Last year, a self described evangelical Christian (Brian Mclaren) presided over his gay sons wedding after what he describes as an *evolution* in his beliefs and understanding of Biblical scripture.
Here's what he had to say on the topic from his blog:
" It's much easier to hold the line on the conservative position when
nearly all gay people around you are closeted and pretending to be other
than they are. Eventually for some, the pain of pretending will become
greater than the pain of going public. Whenever a new son or daughter
comes out of the closet, their friends and family will face a tough
choice: will they "break ranks" with their family member or friend, or
will they stay loyal to their family member or friend - which will
require them to have others break ranks with them?
In my case, I inherited a theology that told me exactly what you
said: homosexuality is a sin, so although we should not condemn (i.e.
stone them), we must tell people to "go and sin no more." Believe me,
for many years as a pastor I tried to faithfully uphold this position,
and sadly, I now feel that I unintentionally damaged many people in
doing so. Thankfully, I had a long succession of friends who were gay.
And then I had a long succession of parishioners come out to me. They
endured my pronouncements. They listened and responded patiently as I
brought up the famous six or seven Bible passages again and again. They
didn't break ranks with me and in fact showed amazing grace and patience
to me when I was showing something much less to them.
Over time, I could not square their stories and experiences with the
theology I had inherited. So I re-opened the issue, read a lot of books,
re-studied the Scriptures,
and eventually came to believe that just as the Western church had been
wrong on slavery, wrong on colonialism, wrong on environmental plunder,
wrong on subordinating women, wrong on segregation and apartheid (all
of which it justified biblically) ... we had been wrong on this issue.

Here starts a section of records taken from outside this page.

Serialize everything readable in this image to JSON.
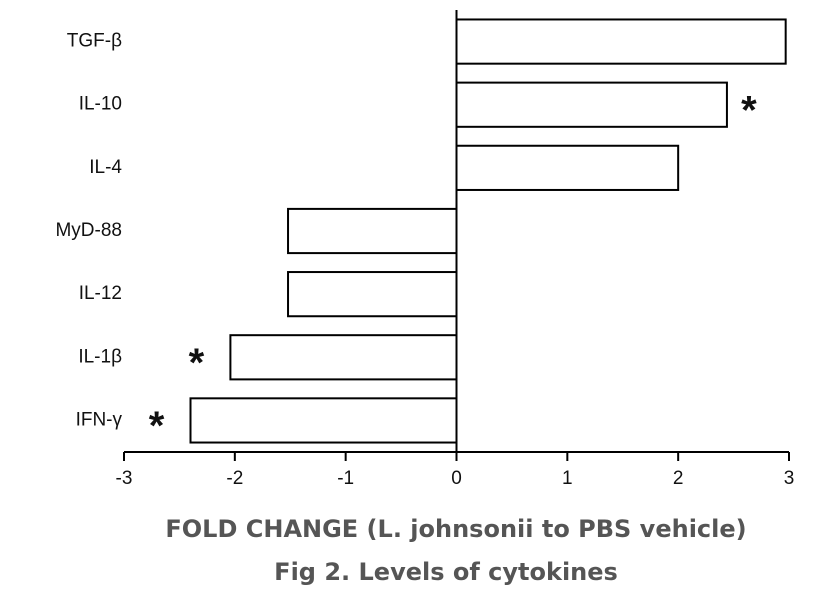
{
  "chart_data": {
    "type": "barh",
    "title": "Fig 2. Levels of cytokines",
    "xlabel": "FOLD CHANGE (L. johnsonii to PBS vehicle)",
    "categories": [
      "TGF-β",
      "IL-10",
      "IL-4",
      "MyD-88",
      "IL-12",
      "IL-1β",
      "IFN-γ"
    ],
    "values": [
      2.97,
      2.44,
      2.0,
      -1.52,
      -1.52,
      -2.04,
      -2.4
    ],
    "significance": [
      null,
      "*",
      null,
      null,
      null,
      "*",
      "*"
    ],
    "color": "#ffffff",
    "edgecolor": "#000000",
    "xlim": [
      -3,
      3
    ],
    "xticks": [
      -3,
      -2,
      -1,
      0,
      1,
      2,
      3
    ],
    "grid": false
  }
}
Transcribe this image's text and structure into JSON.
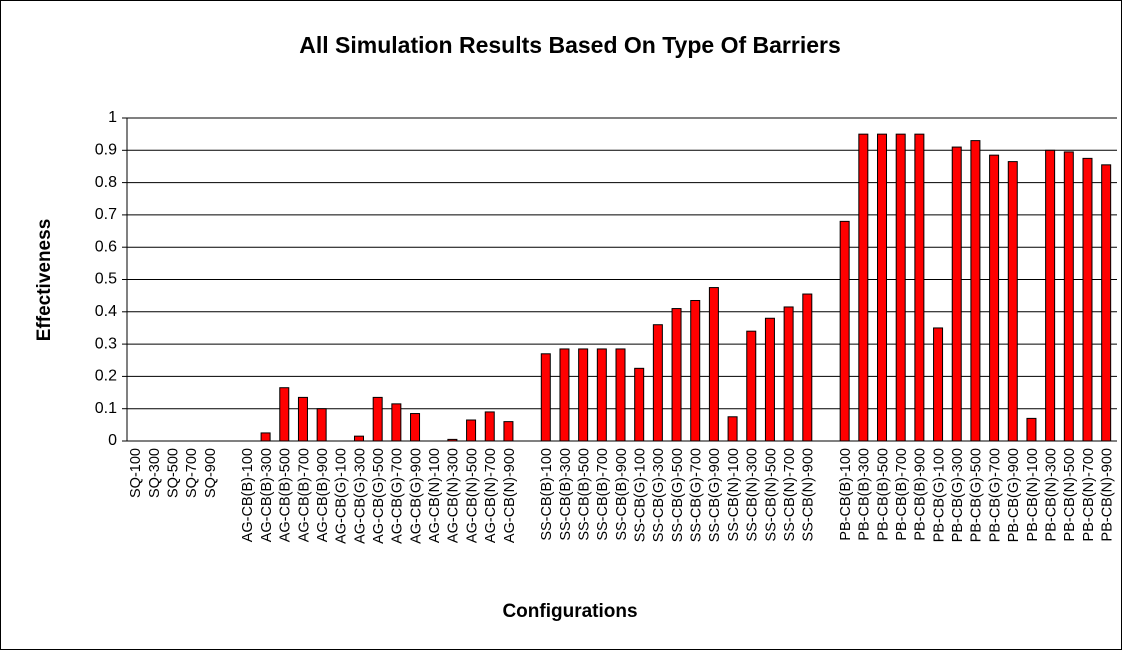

In this process, I did not reject the Bible. In fact, my love and
reverence for the Bible increased when I became more aware of the
hermeneutical assumptions on which many now-discredited traditional
interpretations were based and defended. I was able to distinguish "what
the Bible says" from "what this school of interpretation says the Bible
says," and that helped me in many ways."
2 comments:
If only all Xtians could be this enlightened...
As in all things, some are some aren't, sadly.